Props to Lostfalco for bringing this to our attention! This is a divergence from the original thread in which he brought it up which can be found here. I thought it would be worthwhile making a new thread for this topic as a) I don't want to clog up his other one with too much laser stuff and b) I can see this taking off in the future. This thread will be concerned with anything and everything LLLT, studies, anecdotes, experiences etc...
Here is a short description of the therapy and it's potential uses in the context of the brain
Low level laser (or light) therapy (LLLT) has been clinically applied for many indications in medicine that require the following processes: protection from cell and tissue death, stimulation of healing and repair of injuries, and reduction of pain, swelling and inflammation. One area that is attracting growing interest is the use of transcranial LLLT to treat stroke and traumatic brain injury (TBI). The fact that near-infrared light can penetrate into the brain would allow non-invasive treatment to be carried out with a low likelihood of treatment-related adverse events. LLLT may have beneficial effects in the acute treatment of brain damage injury by increasing respiration in the mitochondria, causing activation of transcription factors, reducing key inflammatory mediators, and inhibiting apoptosis.

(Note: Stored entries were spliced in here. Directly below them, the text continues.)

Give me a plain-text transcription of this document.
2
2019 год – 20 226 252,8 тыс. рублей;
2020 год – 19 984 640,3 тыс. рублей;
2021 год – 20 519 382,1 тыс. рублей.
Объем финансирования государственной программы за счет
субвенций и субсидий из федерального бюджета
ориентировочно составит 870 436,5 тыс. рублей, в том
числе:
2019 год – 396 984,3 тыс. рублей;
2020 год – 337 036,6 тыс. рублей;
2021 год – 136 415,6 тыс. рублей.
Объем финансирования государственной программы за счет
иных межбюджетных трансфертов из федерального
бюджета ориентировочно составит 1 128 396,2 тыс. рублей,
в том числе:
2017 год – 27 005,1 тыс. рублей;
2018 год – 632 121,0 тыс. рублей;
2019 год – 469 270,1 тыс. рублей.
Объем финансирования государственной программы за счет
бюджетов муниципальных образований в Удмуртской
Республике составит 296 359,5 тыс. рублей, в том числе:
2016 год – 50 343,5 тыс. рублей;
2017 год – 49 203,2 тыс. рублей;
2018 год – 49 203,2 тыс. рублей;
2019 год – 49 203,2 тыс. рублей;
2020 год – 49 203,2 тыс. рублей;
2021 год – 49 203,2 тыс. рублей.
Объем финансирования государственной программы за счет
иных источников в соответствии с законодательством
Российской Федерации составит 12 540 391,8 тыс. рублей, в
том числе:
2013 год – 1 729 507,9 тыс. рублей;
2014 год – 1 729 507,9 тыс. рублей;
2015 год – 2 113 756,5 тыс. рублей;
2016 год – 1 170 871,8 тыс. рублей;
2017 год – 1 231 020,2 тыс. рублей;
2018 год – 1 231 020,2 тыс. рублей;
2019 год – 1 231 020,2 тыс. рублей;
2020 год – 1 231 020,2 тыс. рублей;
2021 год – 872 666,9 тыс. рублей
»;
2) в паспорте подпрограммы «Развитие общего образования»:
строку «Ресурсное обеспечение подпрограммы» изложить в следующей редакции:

Though only TBI patients are mentioned here, it has been also trialled and found beneficial in healthy individuals. Through lostfalco's experimentation it has been established that the vetrolaser is an effective laser to use for these purposes. However this thing is pretty damn expensive, and there are currently efforts to find and use cheaper alternatives. Naturally this is undertaken at the user's discretion, and hopefully a safe, cheap and effective model will be found (without any brains/wallets being fried in the process).
There are quite a few good studies out there, which I can't find right now.. But here are a few of interest.. If you guys find any feel free to link them here
[1]
Conclusion
We gave one 8-minute treatment with NIR-PBM to 10 patients with major depression, including 7 with a history of substance abuse (6 with a past history of opiate abuse and one with a past history of alcoholism), and 9 with an anxiety disorder, including 3 with PTSD. We found significant reductions in both mean HAM-D and HAM-A rating at 2 and 4 weeks following treatment. At 2-weeks post treatment 6 of 10 of patients had a remission (a score ≤ 10) on the HAM-D and 7 of 10 on the HAM-A. We observed no side effects. This small feasibility study suggests that follow-up double blind randomized placebo-controlled trials of NIR-PBM for the treatment of psychological disorders are indicated.
[2]
Low-level light therapy improves cortical metabolic capacity and memory retention.
Rojas JC, Bruchey AK, Gonzalez-Lima F.
Source
Department of Psychology, Pharmacology and Toxicology, University of Texas at Austin, Austin, TX, USA.
Abstract
Cerebral hypometabolism characterizes mild cognitive impairment and Alzheimer's disease. Low-level light therapy (LLLT) enhances the metabolic capacity of neurons in culture through photostimulation of cytochrome oxidase, the mitochondrial enzyme that catalyzes oxygen consumption in cellular respiration. Growing evidence supports that neuronal metabolic enhancement by LLLT positively impacts neuronal function in vitro and in vivo. Based on its effects on energy metabolism, it is proposed that LLLT will also affect the cerebral cortex in vivo and modulate higher-order cognitive functions such as memory. In vivo effects of LLLT on brain and behavior are poorly characterized. We tested the hypothesis that in vivo LLLT facilitates cortical oxygenation and metabolic energy capacity and thereby improves memory retention. Specifically, we tested this hypothesis in rats using fear extinction memory, a form of memory modulated by prefrontal cortex activation. Effects of LLLT on brain metabolism were determined through measurement of prefrontal cortex oxygen concentration with fluorescent quenching oximetry and by quantitative cytochrome oxidase histochemistry. Experiment 1 verified that LLLT increased the rate of oxygen consumption in the prefrontal cortex in vivo. Experiment 2 showed that LLLT-treated rats had an enhanced extinction memory as compared to controls. Experiment 3 showed that LLLT reduced fear renewal and prevented the reemergence of extinguished conditioned fear responses. Experiment 4 showed that LLLT induced hormetic dose-response effects on the metabolic capacity of the prefrontal cortex. These data suggest that LLLT can enhance cortical metabolic capacity and retention of extinction memories, and implicate LLLT as a novel intervention to improve memory.